Mayoral Election: Point 8 Of 9 - Cutting Tube Delays

BethPH
By BethPH Last edited 144 months ago
Mayoral Election: Point 8 Of 9 - Cutting Tube Delays

After last week's fanfare to announce Boris Johnson's nine point plan for London, the mayor has elaborated on point eight of his plan; cutting tube delays by 30% by 2015. Let's take a look at what the blond one's proposals are:

  • Increased medical training - an additional 20 London Underground-funded officers and new response vehicles that will enable British Transport Police (BTP) officers with enhanced medical training to get to incidents swiftly. More detail here, but essentially the aim is to prevent a delay while awaiting medics to decide if a patient can be moved, hence getting the trains running again quicker.
  • Spare parts - the BTP are providing an escort to get LU engineers to incidents more quickly and a trial motorbike service to carry spare parts to incidents has also begun, though we're not clear whether the BTP will be riding the bikes or the engineers. Spare parts are being stocked at common failure locations so that technicians can fix a fault immediately without having to pick up spares at the depot first.
  • Incident response – engineers and operational staff to be brought together into a single command and control room to speed up the response to incidents. Senior operating staff will take over co-ordinating LU's incident response from the start of April.
  • Dedicated staff are being recruited to improve train reliability at five key locations; Hammersmith, Brixton, Aldgate, Morden and Stratford. Reliability focus to generate new ideas - £50m has already been identified for reliability projects over the next few years which are being developed, implemented and tracked to ensure they produce real improvements for passengers.
  • Rollout of automatic track monitoring - advanced signal monitoring technology and automated track monitoring systems are being trialled, allowing engineers to spot problems before they affect service and focus their maintenance efforts in the most effective way. Remote monitoring of equipment - through sensors and CCTV of signalling, pumps and drainage so LU can spot a problem early and fix it faster.
  • More off-line testing - Jubilee line passengers suffered disruption during the upgrade delivered under the Public Private Partnership (PPP) due to a failure to test the systems sufficiently off-line. For the Northern line upgrade vast amounts of testing will be done on simulators which exactly replicate the line to iron out issues before the live system is introduced.
  • Listening to the grassroots - LU is putting in changes to significantly improve how it engages frontline staff. Weekly 'war rooms' for every line and top management for each line meeting to discuss the top five problems on that line and how to address them.
  • Accelerating pace, greater focus -  for example; the identification of a problem where passenger emergency alarms cause delays due to accidental activation. The war rooms have identified it as a systematic issue and is working on installing covers on passenger emergency alarms on the lines most affected by this problem before the Games. Work is well underway on the Victoria line and is already showing positive results. The Northern, Jubilee and Piccadilly lines are also being addressed and this will be rolled out across the network.

This is all great stuff and it's nice to see some practicalities being discussed rather than woolly high-level 'we will make stuff better' type promises (though there is a certain amount of that). We do wonder though if some of this is already in place within TfL albeit under a slightly different guide. For example, we find it hard to believe that TfL don't already have an incident response team in place and that Boris's plan is basically to shuffle them about so they're all in one office.
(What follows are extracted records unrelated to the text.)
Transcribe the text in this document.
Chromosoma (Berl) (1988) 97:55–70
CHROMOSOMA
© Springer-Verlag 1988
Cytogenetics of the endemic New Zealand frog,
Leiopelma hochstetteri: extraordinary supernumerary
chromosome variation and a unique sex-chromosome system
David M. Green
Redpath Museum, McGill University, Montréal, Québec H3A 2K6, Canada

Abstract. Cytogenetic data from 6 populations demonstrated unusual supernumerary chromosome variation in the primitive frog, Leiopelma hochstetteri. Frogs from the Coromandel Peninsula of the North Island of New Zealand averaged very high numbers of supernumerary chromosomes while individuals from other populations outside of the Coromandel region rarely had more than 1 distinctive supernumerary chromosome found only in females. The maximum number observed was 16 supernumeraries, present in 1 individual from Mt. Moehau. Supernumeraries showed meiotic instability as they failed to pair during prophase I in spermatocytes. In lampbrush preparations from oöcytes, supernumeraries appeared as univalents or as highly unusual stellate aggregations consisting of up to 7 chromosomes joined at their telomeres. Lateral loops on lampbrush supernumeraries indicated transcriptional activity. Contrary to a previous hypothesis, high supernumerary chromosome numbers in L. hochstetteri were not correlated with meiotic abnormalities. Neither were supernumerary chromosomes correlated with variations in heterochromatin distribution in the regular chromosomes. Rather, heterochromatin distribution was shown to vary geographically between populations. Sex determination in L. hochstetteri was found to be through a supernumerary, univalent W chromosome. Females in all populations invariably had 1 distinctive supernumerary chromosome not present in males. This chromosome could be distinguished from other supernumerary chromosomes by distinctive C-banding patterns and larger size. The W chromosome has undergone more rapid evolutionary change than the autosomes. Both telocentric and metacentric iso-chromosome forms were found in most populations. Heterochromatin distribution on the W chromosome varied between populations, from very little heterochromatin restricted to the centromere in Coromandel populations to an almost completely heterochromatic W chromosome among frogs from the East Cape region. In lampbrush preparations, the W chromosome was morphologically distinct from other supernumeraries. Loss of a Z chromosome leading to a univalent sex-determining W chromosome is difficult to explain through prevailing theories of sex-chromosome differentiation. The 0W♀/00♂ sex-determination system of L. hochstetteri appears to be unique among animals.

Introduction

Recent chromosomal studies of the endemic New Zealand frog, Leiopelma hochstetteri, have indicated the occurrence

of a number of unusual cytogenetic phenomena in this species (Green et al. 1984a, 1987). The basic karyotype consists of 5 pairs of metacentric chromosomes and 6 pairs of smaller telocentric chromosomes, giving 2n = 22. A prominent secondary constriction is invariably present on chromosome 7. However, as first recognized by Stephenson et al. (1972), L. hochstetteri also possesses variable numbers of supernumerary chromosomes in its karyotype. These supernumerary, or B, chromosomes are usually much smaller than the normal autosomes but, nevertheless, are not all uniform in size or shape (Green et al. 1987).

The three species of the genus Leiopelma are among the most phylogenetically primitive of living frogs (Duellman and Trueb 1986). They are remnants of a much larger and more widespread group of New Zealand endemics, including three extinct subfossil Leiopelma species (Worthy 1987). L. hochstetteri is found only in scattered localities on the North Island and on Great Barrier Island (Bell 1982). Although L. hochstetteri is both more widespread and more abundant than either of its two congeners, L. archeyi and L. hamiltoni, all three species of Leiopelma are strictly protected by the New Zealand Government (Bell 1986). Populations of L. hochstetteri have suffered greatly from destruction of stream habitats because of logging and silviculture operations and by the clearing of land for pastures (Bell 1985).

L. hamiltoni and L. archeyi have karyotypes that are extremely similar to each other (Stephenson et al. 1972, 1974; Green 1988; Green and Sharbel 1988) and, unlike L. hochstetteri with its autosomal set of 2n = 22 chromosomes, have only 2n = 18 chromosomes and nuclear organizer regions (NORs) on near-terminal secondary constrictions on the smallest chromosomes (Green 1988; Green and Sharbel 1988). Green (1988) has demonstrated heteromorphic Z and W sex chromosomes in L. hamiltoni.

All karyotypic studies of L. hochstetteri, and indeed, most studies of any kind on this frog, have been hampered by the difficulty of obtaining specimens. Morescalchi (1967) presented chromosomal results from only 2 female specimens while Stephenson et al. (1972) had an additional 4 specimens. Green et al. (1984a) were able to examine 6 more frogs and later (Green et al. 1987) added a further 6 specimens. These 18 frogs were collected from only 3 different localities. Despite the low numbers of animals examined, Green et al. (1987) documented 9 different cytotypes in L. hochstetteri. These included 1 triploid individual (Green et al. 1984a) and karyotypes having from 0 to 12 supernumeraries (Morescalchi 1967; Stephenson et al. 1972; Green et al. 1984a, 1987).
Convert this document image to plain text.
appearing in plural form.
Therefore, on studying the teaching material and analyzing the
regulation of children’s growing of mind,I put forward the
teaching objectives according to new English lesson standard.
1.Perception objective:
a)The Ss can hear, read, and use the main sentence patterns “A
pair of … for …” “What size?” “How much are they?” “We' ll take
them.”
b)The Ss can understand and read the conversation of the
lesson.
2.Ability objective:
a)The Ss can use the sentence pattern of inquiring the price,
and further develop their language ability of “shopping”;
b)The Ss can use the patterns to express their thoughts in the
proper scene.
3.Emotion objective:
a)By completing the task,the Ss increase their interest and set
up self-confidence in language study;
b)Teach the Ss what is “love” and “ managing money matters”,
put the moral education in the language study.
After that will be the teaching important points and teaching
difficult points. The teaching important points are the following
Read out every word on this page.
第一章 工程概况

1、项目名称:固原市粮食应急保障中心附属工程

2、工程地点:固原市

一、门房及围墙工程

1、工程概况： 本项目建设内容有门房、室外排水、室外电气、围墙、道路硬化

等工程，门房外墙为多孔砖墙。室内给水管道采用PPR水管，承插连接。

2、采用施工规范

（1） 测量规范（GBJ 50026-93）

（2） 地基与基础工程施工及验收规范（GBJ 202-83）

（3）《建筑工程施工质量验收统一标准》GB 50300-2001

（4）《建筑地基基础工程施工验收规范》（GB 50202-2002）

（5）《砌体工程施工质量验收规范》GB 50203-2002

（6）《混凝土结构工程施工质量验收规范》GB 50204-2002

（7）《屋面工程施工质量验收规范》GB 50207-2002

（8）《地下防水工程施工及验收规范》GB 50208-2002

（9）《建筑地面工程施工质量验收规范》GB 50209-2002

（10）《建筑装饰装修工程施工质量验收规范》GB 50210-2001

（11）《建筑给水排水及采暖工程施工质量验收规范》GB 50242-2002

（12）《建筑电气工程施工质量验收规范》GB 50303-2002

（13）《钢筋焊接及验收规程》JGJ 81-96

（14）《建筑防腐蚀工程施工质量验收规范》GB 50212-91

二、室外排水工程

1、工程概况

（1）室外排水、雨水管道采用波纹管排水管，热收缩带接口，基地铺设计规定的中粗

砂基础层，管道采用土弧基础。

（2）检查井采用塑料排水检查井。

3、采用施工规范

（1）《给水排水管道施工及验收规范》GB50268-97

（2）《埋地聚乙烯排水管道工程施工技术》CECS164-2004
We also note that the mayor couldn't resist having a pop at the PPP which as many will remember, was brought under the TfL umbrella in 2010 and subsequently described by Boris as a 'colossal waste of money'. He's also not missed the opportunity to highlight his promise to invest in infrastructure over Ken's pledge to shave 7% off fares. Other transport pledges include completion of Crossrail, expansion of the cycle hire scheme (which went east last week) and London's orbital rail network. More info here.